「信じない人を歓迎する教会」ヨハネ福音書20章19~28節

「あの方の手に釘の跡を見、この指を釘跡に入れてみなければ、また、この手をそのわき腹に入れてみなければ、わたしは決して信じない。」 

ヨハネ20章25節

 

先週からキリスト教にはじめて触れる方に向けて話をしています。よく誤解されがちですが、教会はキリスト教を信じている人だけが集まる場所ではありません。信じるつもりはないという人も歓迎します。この教会にとって信じない人は一緒にいてくれないと困る存在です。ここが信じる人だけの集まりとなると閉鎖的になります。信じている人にとっても、信じない人と一緒にいるのがよいのです。

「信じるかどうかはあなた次第」という言葉があります。しかしキリスト教は不思議な事ばかりで、自分次第なら、信じないのが当然の結果です。でも多くの方が、何かに押し出されるように、何か追い風のようなものを受けて、信じていると言えるようになります。信じるかどうかは、私次第ではありません。行き先は風まかせの様な不思議さがあるものです。今日は聖書から信じない弟子を見たいと思います。

イエス様の復活を見ていなかった弟子が1人だけいました。トマスという名前です。彼はもし釘の跡を見て、その穴に自分の指を入れ、脇腹の傷に手を入れることができれば、信じようと言いました。すると8日後、本当にイエス様が現れました。

聖書はトマスのようにつべこべ言わず、疑わないで信じましょうと言っているのではありません。私たち人間は確かな証拠や奇跡によって信じるようになるものです。トマスもきっと奇跡を体験がすれば、信じることができると思っていました。

しかし聖書にはトマスが実際に手と指を入れたとは書いてありません。それができれば私は信じると言っていたのに、彼は結局、手と指を入れませんでした。
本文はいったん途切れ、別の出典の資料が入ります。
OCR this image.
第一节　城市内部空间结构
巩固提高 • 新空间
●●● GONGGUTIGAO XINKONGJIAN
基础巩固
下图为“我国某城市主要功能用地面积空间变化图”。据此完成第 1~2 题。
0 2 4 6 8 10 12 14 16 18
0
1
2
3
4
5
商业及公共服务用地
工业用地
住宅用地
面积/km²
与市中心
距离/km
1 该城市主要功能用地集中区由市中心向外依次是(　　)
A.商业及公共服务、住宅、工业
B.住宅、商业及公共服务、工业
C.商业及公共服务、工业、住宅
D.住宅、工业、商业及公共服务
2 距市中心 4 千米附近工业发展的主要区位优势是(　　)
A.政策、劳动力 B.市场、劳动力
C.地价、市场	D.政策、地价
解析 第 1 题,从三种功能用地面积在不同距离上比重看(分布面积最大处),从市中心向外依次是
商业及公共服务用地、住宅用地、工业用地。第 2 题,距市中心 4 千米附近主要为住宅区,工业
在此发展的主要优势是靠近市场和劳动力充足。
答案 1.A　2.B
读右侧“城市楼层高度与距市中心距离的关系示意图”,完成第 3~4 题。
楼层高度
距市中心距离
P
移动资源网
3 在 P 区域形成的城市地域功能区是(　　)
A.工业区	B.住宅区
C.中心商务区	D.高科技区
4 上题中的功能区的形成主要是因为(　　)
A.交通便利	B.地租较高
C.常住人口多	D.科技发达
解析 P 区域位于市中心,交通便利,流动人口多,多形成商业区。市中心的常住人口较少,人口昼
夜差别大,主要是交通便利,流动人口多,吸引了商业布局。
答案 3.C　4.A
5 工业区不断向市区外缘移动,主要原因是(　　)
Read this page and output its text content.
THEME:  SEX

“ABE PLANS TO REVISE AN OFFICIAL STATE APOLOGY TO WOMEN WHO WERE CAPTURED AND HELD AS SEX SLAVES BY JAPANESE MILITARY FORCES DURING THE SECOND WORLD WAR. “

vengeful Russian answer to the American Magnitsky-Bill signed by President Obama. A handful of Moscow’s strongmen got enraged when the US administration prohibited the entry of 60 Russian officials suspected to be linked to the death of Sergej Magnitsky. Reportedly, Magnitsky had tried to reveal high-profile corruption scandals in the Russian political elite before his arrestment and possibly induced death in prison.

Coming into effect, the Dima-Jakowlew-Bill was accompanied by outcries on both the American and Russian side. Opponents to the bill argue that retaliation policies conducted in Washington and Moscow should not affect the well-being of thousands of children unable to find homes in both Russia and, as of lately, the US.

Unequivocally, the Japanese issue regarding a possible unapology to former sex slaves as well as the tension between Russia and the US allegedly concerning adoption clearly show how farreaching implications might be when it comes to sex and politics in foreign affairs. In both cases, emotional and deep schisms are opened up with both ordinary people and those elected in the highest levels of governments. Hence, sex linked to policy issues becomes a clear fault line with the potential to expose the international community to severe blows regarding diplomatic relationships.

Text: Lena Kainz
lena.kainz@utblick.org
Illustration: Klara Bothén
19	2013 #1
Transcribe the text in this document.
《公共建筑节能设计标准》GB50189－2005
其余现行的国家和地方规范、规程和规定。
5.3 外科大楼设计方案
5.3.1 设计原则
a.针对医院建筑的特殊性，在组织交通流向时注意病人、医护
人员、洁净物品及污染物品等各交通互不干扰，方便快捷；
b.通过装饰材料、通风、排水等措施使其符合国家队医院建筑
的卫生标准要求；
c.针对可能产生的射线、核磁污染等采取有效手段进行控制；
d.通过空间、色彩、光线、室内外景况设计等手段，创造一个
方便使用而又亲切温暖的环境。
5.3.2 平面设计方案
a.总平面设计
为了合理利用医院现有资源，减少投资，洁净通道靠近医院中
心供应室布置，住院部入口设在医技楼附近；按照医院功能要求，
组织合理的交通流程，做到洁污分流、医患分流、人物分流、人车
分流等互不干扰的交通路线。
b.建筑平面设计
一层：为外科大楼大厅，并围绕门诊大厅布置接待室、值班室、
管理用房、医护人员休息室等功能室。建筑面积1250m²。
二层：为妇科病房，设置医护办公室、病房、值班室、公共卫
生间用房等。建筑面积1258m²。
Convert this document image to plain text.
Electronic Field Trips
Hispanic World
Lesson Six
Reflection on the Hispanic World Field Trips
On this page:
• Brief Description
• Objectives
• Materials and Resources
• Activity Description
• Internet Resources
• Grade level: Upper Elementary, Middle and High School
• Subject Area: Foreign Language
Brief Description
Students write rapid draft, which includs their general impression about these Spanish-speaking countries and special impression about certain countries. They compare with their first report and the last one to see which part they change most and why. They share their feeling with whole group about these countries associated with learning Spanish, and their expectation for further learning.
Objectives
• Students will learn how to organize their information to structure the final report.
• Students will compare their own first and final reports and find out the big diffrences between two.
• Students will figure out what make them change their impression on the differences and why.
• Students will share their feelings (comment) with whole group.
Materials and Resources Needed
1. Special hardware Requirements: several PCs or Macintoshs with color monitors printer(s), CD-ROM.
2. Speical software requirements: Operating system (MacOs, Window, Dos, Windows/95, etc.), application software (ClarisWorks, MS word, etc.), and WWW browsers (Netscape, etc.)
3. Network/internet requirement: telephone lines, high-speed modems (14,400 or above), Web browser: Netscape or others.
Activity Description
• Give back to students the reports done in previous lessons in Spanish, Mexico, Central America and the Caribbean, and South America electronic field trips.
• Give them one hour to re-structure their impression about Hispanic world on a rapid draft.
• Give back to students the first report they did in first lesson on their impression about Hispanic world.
私はよく信じない人から、もし〇〇になったらキリスト教を信じるという言葉を聞きます。合格したら、結婚できたら…。でも私個人のこれまでの実感として、条件をクリアしたら信じると言って、その条件が満たされた後に信じるようになる人は多くありません。自分の設定した条件や願いが達成されても信仰を持つ人は少ないのです。一方、条件はクリアしなかったけれど、信じるようになったという人は多くいます。信じるとは自分の設定した条件をクリアして起こるものではないのです。

トマスも同じです。彼は手と指を入れませんでした。自分で設定した条件をクリアしませんでした。でもトマスはきっと信じるようになったのでしょう。自分の設定した条件ではなく、一方的なイエス様の登場、イエス様との出会いの体験によって彼は信じるようになったのです。信仰とはそのように始まります。何かが私の中に勝手にやって来るのです。信じるつもりはなかったのに、不思議と心の中に入って来る、現れる、それが信仰の始まりです。そのような神の一方的な働きかけ、追い風の様な働きかけによって、人は神の存在を信じるようになります。

信じない人を歓迎ます。信じるかどうかはあなた次第ではありません。人間が神を信じるようになるのは、私たち人間の条件を超えた、神様の一方的な働きかけによってです。いつかみなさんにその時が来ることを願っています。お祈りをします。